The tag is really working great. The fish, within about a week, moved from the Port O'Connor area all the way down to just south of Port Aransas. After that, the tag apparently then got in a car and has now driven itself to an area just north of San Antonio. The tag is still pinging and if it will ever stop, we'll go knock on somebody's door and retrieve it. Obviously, we'd like to get it back and figure out why it came off. The new possessor of the tag has not called. Hopefully he will.

It may be back to the drawing board on how we attach it but we'll just have to live and learn on this one. We can redeploy the tag if we get it back.


----------



## Muddskipper (Dec 29, 2004)

Sounds like you might be checking someones freezer.....


----------



## Scott (May 24, 2004)

No, it came off the fish before it was picked up and sat on the beach for a little while.


----------



## Jimmy Durham (May 25, 2004)

Why does it need to stop pinging before you can go get it?

Jimmy Durham


----------



## bk005 (Feb 23, 2005)

Because Its hard to punch a moving target. hehheehe just kidding. 

Awesome work yall are doing.


----------



## Scott (May 24, 2004)

stop moving, not pinging.


----------



## Tarponchaser (May 25, 2005)

Scott,

I live 30 miles North of San Antonio. Give me way to find and I will retreive.

TC


----------



## gonzo (Aug 9, 2005)

***** chasing*

tarpon... nothing easy


----------



## sfronterhouse (Sep 10, 2007)

Do you know which tag it was? Mine was T86 Argos #36031.


----------



## Jimmy Durham (May 25, 2004)

Steve,

This was not yours. They only put one Spot Tag on, and it was James Pinters(sp?).

Not sure when your tag is popping off. Who put your tag on?

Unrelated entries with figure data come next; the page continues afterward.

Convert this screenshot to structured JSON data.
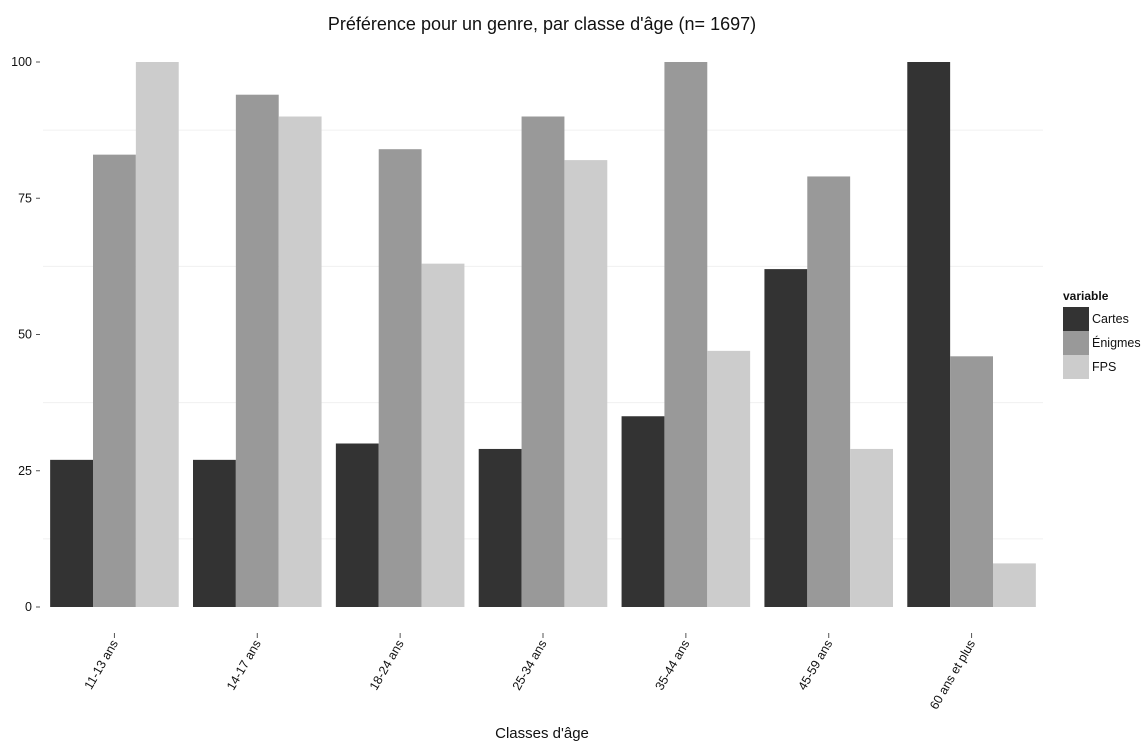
{
  "chart_data": {
    "type": "bar",
    "title": "Préférence pour un genre, par classe d'âge (n= 1697)",
    "xlabel": "Classes d'âge",
    "ylabel": "",
    "ylim": [
      0,
      100
    ],
    "yticks": [
      "0",
      "25",
      "50",
      "75",
      "100"
    ],
    "grid": true,
    "legend": {
      "title": "variable",
      "placement": "right"
    },
    "categories": [
      "11-13 ans",
      "14-17 ans",
      "18-24 ans",
      "25-34 ans",
      "35-44 ans",
      "45-59 ans",
      "60 ans et plus"
    ],
    "series": [
      {
        "name": "Cartes",
        "color": "#333333",
        "values": [
          27,
          27,
          30,
          29,
          35,
          62,
          100
        ]
      },
      {
        "name": "Énigmes",
        "color": "#999999",
        "values": [
          83,
          94,
          84,
          90,
          100,
          79,
          46
        ]
      },
      {
        "name": "FPS",
        "color": "#cccccc",
        "values": [
          100,
          90,
          63,
          82,
          47,
          29,
          8
        ]
      }
    ]
  }
}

University of Texas or University of Miami? Let me know and I will tell you who to contact. My tag is coming off on Jan 15th. 

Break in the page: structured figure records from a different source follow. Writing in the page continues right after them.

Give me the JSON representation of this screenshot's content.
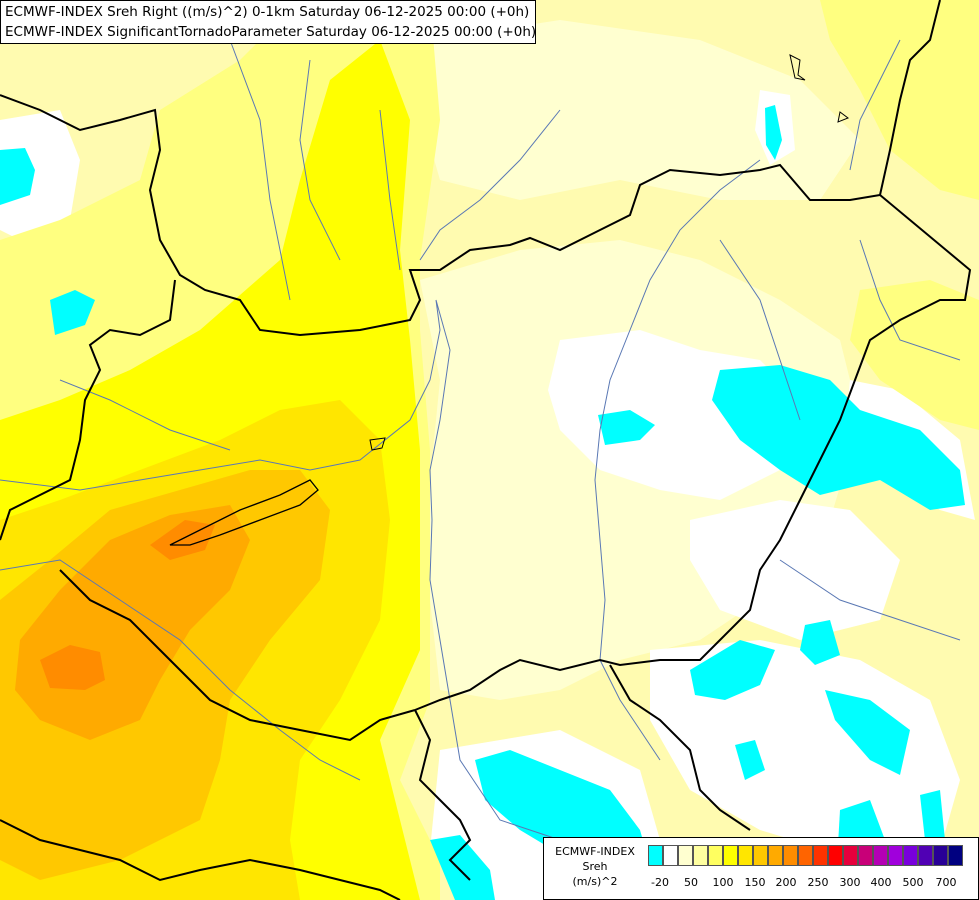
{
  "header": {
    "line1": "ECMWF-INDEX Sreh Right ((m/s)^2) 0-1km Saturday 06-12-2025 00:00 (+0h)",
    "line2": "ECMWF-INDEX SignificantTornadoParameter Saturday 06-12-2025 00:00 (+0h)"
  },
  "legend": {
    "line1": "ECMWF-INDEX",
    "line2": "Sreh",
    "line3": "(m/s)^2",
    "colors": [
      "#00ffff",
      "#ffffff",
      "#ffffd0",
      "#ffffa0",
      "#ffff60",
      "#ffff00",
      "#ffe600",
      "#ffc800",
      "#ffaa00",
      "#ff8c00",
      "#ff6400",
      "#ff3200",
      "#ff0000",
      "#e6003c",
      "#c80078",
      "#b400b4",
      "#a000dc",
      "#7800dc",
      "#5000b4",
      "#280096",
      "#000080"
    ],
    "ticks": [
      "-20",
      "50",
      "100",
      "150",
      "200",
      "250",
      "300",
      "400",
      "500",
      "700"
    ]
  },
  "map": {
    "colors": {
      "background": "#fffbb0",
      "pale": "#ffffd0",
      "white": "#ffffff",
      "cyan": "#00ffff",
      "light_yellow": "#ffff80",
      "yellow": "#ffff00",
      "gold": "#ffe600",
      "amber": "#ffc800",
      "orange": "#ffaa00",
      "deep_orange": "#ff8c00",
      "border": "#000000",
      "river": "#5a78b4"
    }
  }
}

The good news is none of the other tags have come off or surfaced. A good indication that all fish are doing fine.

Jimmy Durham


----------



## jakers (Oct 29, 2004)

*tag ID*

Had a double on saturday out of freeport. My partner said that his fish had a tag in it. He has caught a few tarpon. I did not see it and unfortunatly, I did not look back when he had the leader. The fish ran under the boat and he decided to let go of the leader then it broke off as it pulled the main line across the hull be for he could get the rod out of the holder. I know. If I was thinking and remebered his comment about the tag I would have let my fish soak and helped get his!

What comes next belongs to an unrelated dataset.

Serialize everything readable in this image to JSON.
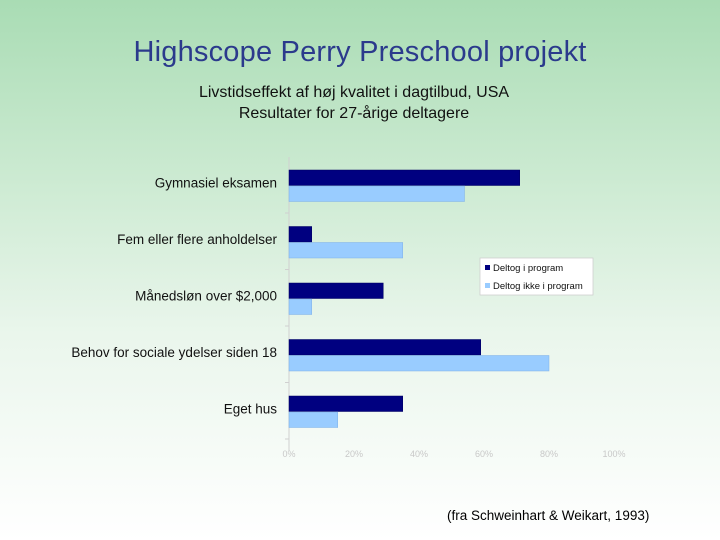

He said the tag appeared to have some red in it and that it was attached a few inches to the side and several inches behind the dorsal fin. I kept saying that it was probably just the long string like part of the fin. He said no I have seen enough tarpon to know the dif.

Anyway, has anyone heard of tags that were placed that had any red in them? 
He was not to happy because I had lectured him about keeping the line off the hull then *****ed at him a bit because he did not get the rod tip in the water. Lesson learned the hard way.

Let him fight my fish and just didn't say anything else about the other one.

Looking back, I think I am more upsett than he was. Would have been real cool if it did infact have a tag.


----------



## sfronterhouse (Sep 10, 2007)

*Tag*

Jimmy,

Dr. Ault sent me an email saying that mine was coming off on the 15th of January too.

Fronterhouse


----------